Content is king; gone are the days where you can simply send out an email blast with a link to your offer and have people buy on first exposure. Content, whether created or curated, is what establishes your position as a trustworthy expert within your given field. Plain and simple, content is what allows you to add value to your followers’ daily lives. Content can be established through creation of original graphics (making sure these graphics follow your brand standard), sharing content that is important to your target demographic, and blogging about relatable topics within your niche. Learn how to save time and increase results by creating a content calendar here.
4. Does your content have an objective?
Make sure that whatever content you share has an end game, an objective that also fits in with your overall marketing strategy. Creating amazing content is useless unless it drives the user to the next step. Typically, any next step can be lumped into one of three categories:
1) consume more content
2) opt in to an email list
3) buy (or re-buy) a product
Decide which one your sights are set on, and link, link, link to either related articles (if you’re blogging), back to your website, or give them value in exchange for contact information.
Lastly, all of this does you no good unless you’re willing to build and nurture two-way relationships. Don’t ever link people to a platform you are not engaged on – if you don’t engage on Twitter, don’t link people to your Twitter; you’re only sending them to another dead end. Sales can be about manipulation tactics, which may get you a sharp, but short-term increase in your bottom line. On the other hand, sales can be about building relationships, which will give you long-term success and brand loyalty.

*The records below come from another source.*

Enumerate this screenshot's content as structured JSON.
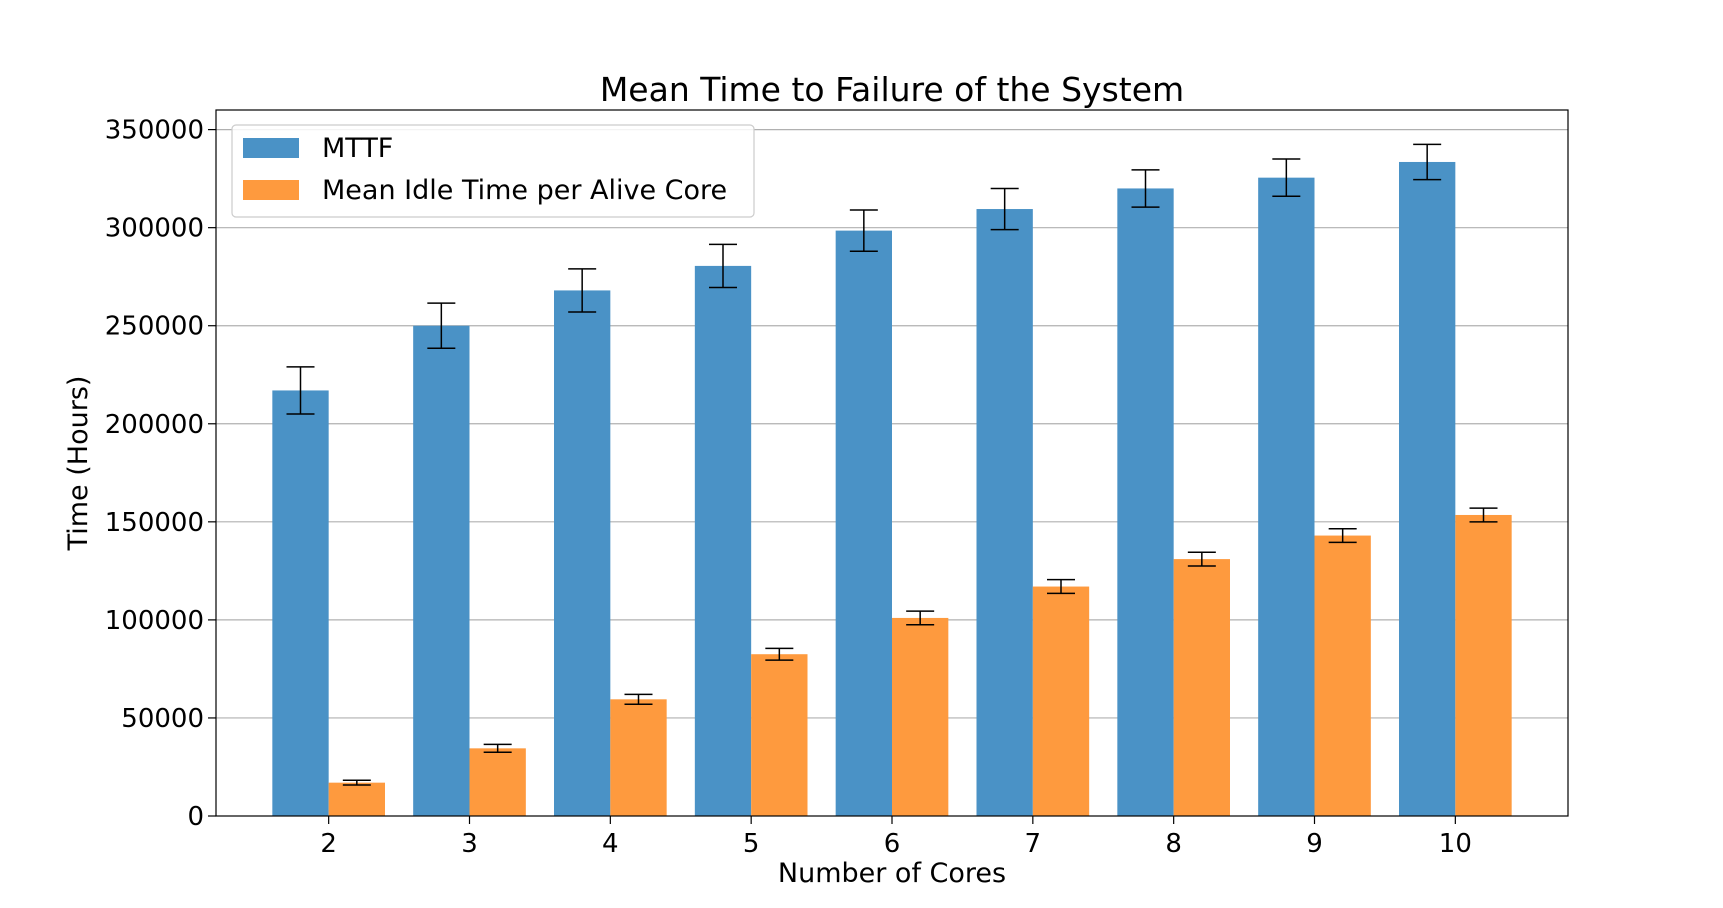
{
  "chart_data": {
    "type": "bar",
    "title": "Mean Time to Failure of the System",
    "xlabel": "Number of Cores",
    "ylabel": "Time (Hours)",
    "categories": [
      "2",
      "3",
      "4",
      "5",
      "6",
      "7",
      "8",
      "9",
      "10"
    ],
    "ylim": [
      0,
      360000
    ],
    "yticks": [
      0,
      50000,
      100000,
      150000,
      200000,
      250000,
      300000,
      350000
    ],
    "ytick_labels": [
      "0",
      "50000",
      "100000",
      "150000",
      "200000",
      "250000",
      "300000",
      "350000"
    ],
    "grid": "horizontal",
    "legend_position": "top-left",
    "series": [
      {
        "name": "MTTF",
        "color": "#4a92c6",
        "values": [
          217000,
          250000,
          268000,
          280500,
          298500,
          309500,
          320000,
          325500,
          333500
        ],
        "errors": [
          12000,
          11500,
          11000,
          11000,
          10500,
          10500,
          9500,
          9500,
          9000
        ]
      },
      {
        "name": "Mean Idle Time per Alive Core",
        "color": "#fe9a3e",
        "values": [
          17000,
          34500,
          59500,
          82500,
          101000,
          117000,
          131000,
          143000,
          153500
        ],
        "errors": [
          1200,
          2000,
          2500,
          3000,
          3500,
          3500,
          3500,
          3500,
          3500
        ]
      }
    ]
  }
}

Spend a few minutes each day engaging with your followers, targeting key decision makers and following them, and then interact with them – comment on their posts, like their posts, and share their content. After a few exposures, they will perceive you as another “friend” on their social media and they are much more open to engage with you and your brand.
When it comes to social media, play the long-term game and create your strategy in alliance with your brand identity, and you’ll find much more success in building loyal followers.